Most therapists who have worked with overweight patients have stories of spectacular initial successes, with equally spectacular relapses weeks or months later. Obviously, there are unsolved problems in the weight-loss business. Carbohydrates are often blamed for weight gain and high fat, high protein diets have been promoted for 50 years and books proclaiming weight loss success are re-issued year after year without any reassurance that these diets are healthy or safe. Research in the 20th century showed that diets rich in plant foods and low in animal fat and proteins are the best diets for health from all points of view. The long-term consequences of high protein, high fat diets are well known; you get all the bad diseases that characterize modern civilization such as cancer, heart disease, strokes, diabetes and obesity.

This is not to argue that you could not lose weight on a high protein, high fat diet.
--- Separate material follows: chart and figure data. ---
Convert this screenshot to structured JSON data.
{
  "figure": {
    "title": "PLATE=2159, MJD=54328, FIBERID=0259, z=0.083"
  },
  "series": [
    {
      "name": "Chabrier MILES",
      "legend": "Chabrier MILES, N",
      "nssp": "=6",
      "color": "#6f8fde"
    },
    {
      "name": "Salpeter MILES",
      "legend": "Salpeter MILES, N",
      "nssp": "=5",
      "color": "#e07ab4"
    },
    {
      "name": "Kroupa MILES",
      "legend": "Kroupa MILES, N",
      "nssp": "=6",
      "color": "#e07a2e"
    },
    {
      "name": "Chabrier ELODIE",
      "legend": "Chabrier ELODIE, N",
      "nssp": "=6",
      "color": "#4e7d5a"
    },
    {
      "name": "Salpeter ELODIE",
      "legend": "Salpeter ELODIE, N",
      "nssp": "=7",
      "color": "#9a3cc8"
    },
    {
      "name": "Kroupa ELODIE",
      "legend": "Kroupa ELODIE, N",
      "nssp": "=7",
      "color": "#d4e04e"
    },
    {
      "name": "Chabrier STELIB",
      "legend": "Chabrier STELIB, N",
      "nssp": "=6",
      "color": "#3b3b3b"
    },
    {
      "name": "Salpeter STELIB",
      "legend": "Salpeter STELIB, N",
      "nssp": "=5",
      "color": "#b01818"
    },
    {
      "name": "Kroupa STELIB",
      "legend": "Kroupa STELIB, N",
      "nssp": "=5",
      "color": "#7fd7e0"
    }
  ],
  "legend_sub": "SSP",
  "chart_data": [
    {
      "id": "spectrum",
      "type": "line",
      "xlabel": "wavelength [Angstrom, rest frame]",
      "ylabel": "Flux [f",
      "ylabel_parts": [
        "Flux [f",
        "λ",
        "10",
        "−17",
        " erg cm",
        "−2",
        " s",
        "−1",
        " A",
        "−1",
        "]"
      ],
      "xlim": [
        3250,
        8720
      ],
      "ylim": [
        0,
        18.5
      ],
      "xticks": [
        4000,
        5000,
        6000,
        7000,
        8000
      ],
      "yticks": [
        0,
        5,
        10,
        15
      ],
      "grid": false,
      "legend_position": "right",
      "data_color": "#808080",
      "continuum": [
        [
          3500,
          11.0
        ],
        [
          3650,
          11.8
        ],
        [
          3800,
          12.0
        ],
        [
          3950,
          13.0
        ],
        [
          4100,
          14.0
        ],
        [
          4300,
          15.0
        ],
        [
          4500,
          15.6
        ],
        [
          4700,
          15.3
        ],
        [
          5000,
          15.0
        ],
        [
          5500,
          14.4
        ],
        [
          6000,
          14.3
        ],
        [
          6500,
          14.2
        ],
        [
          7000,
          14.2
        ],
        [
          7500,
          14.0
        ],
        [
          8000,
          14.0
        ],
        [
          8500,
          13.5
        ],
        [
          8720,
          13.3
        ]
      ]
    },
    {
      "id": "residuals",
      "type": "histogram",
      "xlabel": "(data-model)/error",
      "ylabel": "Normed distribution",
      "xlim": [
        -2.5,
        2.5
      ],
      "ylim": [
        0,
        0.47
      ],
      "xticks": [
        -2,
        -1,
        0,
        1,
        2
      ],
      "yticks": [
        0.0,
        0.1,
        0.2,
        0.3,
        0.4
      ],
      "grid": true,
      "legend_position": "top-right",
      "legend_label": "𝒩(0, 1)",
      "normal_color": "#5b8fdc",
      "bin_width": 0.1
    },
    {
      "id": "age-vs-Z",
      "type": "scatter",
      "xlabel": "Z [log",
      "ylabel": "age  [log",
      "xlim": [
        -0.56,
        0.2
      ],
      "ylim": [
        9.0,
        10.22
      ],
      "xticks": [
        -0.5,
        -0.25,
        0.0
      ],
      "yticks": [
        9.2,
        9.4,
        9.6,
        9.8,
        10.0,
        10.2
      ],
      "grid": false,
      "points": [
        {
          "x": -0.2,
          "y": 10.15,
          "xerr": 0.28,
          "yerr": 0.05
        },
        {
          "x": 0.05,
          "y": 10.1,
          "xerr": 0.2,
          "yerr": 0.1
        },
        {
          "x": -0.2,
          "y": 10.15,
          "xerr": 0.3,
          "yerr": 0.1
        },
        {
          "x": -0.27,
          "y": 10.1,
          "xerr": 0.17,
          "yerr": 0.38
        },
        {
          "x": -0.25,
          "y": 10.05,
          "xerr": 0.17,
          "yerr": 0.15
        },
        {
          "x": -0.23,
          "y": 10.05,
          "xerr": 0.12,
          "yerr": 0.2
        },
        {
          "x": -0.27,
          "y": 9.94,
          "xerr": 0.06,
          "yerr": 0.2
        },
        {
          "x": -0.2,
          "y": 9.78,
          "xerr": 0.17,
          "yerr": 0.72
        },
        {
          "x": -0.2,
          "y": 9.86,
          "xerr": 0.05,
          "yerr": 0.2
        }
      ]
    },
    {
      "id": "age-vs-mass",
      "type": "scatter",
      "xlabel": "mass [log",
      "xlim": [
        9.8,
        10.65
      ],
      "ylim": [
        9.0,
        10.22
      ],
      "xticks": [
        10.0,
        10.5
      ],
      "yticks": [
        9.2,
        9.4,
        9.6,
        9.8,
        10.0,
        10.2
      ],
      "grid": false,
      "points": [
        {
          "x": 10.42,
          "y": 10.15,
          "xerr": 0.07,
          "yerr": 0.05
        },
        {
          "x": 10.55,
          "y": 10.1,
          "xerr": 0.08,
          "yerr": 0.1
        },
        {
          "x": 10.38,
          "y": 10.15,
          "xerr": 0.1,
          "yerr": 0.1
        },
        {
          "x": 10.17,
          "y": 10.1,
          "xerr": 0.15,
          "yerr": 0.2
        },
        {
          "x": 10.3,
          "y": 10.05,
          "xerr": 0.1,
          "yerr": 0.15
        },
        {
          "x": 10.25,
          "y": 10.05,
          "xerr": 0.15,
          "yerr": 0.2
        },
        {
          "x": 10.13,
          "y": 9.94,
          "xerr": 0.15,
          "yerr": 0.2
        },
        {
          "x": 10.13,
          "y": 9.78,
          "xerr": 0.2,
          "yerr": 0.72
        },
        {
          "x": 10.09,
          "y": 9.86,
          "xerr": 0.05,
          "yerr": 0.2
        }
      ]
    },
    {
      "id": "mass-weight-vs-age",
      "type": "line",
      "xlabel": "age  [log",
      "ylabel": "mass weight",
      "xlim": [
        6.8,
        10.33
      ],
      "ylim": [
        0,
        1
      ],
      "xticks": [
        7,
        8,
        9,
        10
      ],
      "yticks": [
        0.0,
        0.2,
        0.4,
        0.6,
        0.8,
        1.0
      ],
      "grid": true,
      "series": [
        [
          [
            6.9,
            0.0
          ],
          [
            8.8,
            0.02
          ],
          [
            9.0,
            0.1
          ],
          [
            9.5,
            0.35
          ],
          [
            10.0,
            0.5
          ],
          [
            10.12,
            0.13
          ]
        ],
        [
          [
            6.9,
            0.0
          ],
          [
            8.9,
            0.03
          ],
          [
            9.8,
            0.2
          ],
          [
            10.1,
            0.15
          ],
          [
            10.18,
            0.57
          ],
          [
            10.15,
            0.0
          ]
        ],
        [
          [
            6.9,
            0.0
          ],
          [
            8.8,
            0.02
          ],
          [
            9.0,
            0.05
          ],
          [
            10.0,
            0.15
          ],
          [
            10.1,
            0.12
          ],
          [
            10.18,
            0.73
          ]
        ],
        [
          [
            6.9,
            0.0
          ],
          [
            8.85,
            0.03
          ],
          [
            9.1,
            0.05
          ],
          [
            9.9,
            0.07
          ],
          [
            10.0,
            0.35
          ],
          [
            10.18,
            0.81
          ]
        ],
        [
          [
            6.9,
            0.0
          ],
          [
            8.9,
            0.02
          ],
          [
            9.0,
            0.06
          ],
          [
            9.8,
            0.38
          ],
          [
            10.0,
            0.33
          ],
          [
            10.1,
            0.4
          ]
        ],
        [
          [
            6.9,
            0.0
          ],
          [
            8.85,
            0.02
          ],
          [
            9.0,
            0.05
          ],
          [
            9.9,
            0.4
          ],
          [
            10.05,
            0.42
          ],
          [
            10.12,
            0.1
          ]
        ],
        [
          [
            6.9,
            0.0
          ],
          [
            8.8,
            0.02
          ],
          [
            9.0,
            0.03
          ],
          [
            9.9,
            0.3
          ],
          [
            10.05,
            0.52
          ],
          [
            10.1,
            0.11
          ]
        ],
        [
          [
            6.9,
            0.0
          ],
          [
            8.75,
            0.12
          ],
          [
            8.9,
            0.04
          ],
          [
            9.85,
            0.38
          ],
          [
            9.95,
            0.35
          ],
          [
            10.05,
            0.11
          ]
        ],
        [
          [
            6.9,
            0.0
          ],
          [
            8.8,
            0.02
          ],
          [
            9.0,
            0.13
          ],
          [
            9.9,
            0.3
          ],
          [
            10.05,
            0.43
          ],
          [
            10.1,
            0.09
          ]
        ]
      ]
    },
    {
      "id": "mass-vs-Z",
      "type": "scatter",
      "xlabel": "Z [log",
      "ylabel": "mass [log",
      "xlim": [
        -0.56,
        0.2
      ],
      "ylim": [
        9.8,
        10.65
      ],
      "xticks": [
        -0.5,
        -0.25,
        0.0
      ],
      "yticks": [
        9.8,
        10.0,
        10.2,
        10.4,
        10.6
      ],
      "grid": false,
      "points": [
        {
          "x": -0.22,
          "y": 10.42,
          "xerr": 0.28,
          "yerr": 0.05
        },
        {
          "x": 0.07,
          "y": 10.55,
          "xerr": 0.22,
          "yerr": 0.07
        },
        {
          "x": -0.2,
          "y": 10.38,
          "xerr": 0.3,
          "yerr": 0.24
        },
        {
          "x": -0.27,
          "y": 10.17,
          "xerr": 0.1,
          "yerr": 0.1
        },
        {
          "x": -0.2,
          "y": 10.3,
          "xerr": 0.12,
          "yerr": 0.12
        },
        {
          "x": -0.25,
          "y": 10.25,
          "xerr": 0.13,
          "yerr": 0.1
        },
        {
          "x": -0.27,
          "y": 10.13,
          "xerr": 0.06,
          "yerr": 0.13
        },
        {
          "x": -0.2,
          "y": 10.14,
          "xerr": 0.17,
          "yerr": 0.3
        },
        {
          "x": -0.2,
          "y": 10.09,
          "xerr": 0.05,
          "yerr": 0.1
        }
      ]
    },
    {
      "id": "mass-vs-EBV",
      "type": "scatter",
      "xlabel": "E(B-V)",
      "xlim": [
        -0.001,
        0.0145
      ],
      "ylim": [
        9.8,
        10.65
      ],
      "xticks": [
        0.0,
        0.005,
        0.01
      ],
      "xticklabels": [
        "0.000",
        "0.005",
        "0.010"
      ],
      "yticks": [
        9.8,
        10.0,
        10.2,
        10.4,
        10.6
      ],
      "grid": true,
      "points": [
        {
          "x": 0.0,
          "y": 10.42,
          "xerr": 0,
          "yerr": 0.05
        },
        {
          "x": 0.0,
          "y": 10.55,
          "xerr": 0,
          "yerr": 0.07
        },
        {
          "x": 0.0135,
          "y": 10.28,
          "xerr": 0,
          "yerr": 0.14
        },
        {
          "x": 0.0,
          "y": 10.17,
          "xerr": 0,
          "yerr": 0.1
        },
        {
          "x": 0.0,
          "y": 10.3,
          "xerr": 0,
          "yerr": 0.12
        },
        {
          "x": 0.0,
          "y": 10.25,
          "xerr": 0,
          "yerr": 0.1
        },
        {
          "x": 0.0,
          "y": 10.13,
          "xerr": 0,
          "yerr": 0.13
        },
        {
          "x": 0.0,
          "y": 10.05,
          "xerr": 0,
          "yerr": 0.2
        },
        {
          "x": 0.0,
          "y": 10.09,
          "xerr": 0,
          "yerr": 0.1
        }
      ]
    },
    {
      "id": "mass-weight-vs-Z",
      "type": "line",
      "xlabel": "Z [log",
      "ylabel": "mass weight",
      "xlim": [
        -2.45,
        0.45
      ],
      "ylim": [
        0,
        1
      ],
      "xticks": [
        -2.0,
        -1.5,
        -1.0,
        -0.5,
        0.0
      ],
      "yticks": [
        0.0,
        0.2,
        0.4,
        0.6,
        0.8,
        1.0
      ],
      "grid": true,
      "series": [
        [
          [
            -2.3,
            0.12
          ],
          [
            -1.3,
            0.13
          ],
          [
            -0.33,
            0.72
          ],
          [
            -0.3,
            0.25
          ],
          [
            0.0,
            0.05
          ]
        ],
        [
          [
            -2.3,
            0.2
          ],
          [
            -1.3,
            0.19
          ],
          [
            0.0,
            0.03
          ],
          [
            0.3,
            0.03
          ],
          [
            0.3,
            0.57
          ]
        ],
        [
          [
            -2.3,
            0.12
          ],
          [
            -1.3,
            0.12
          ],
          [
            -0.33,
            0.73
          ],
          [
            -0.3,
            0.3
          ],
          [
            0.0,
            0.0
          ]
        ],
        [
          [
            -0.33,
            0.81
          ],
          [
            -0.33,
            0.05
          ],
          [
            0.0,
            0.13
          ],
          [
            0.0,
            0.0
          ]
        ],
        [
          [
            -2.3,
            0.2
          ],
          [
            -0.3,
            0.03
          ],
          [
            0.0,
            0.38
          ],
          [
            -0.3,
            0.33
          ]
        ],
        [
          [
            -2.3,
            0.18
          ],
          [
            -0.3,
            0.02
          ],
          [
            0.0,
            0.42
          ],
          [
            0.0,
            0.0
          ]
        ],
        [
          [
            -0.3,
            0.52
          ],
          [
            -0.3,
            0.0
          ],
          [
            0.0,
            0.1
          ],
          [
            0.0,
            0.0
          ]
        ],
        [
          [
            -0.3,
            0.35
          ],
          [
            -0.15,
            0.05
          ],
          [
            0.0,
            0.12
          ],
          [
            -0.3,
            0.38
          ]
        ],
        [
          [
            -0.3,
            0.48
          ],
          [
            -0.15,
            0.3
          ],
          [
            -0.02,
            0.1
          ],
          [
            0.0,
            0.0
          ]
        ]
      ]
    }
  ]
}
You can lose weight by any method of reducing caloric intake, but that weight loss is not be relevant to your long-term success. It is to argue that you would be making a mistake if you lived on a high protein, high fat diet for many years. Pittas et al, for example, compared a high glycemic index, high-carbohydrate diet with a low-GI/low-carbohydrate diet resulted in comparable weight loss and increase in insulin sensitivity in 34 overweight participants. Both diets in the randomized, double-blind trial were designed to achieve 30% calorie restriction and followed recommendations for "healthy eating." The high carbohydrate diet was 60% carbohydrates, 20% protein, and 20% fat. The low-carbohydrate diet was 40% carbohydrates, 30% protein, and 30% fat. Both groups achieved a 10% reduction in BMI and 20% increase in insulin sensitivity. Dansinger et al. compared 4 popular diets (Atkins, Zone, Weight Watchers, and Ornish) for weight loss and cardiac risk factor reduction. and found that each diet modestly reduced body weight and several cardiac risk factors at 1 year. Overall dietary adherence rates were low. Increased adherence was associated with greater weight loss and cardiac risk factor reductions for each diet group.

Appetite and weight regulation are complex and vary from person to person. While there are some general rules, there are many exceptions to the rules. The solution to obesity, diabetes, high blood pressure, coronary artery disease lies more in the choice what foods you eat, how they are cooked, and how much you eat. The idea that you can predict the outcome of eating specific foods by the knowing the carbohydrate, fat, protein ratios is wrong. No matter what other argument seems appealing, the single enduring fact of healthy nutrition is that a diet rich in plant foods works best. Some plant foods such as wheat, however, may cause severe disease in people who are susceptible (as I am), so that no generalization will work for everyone.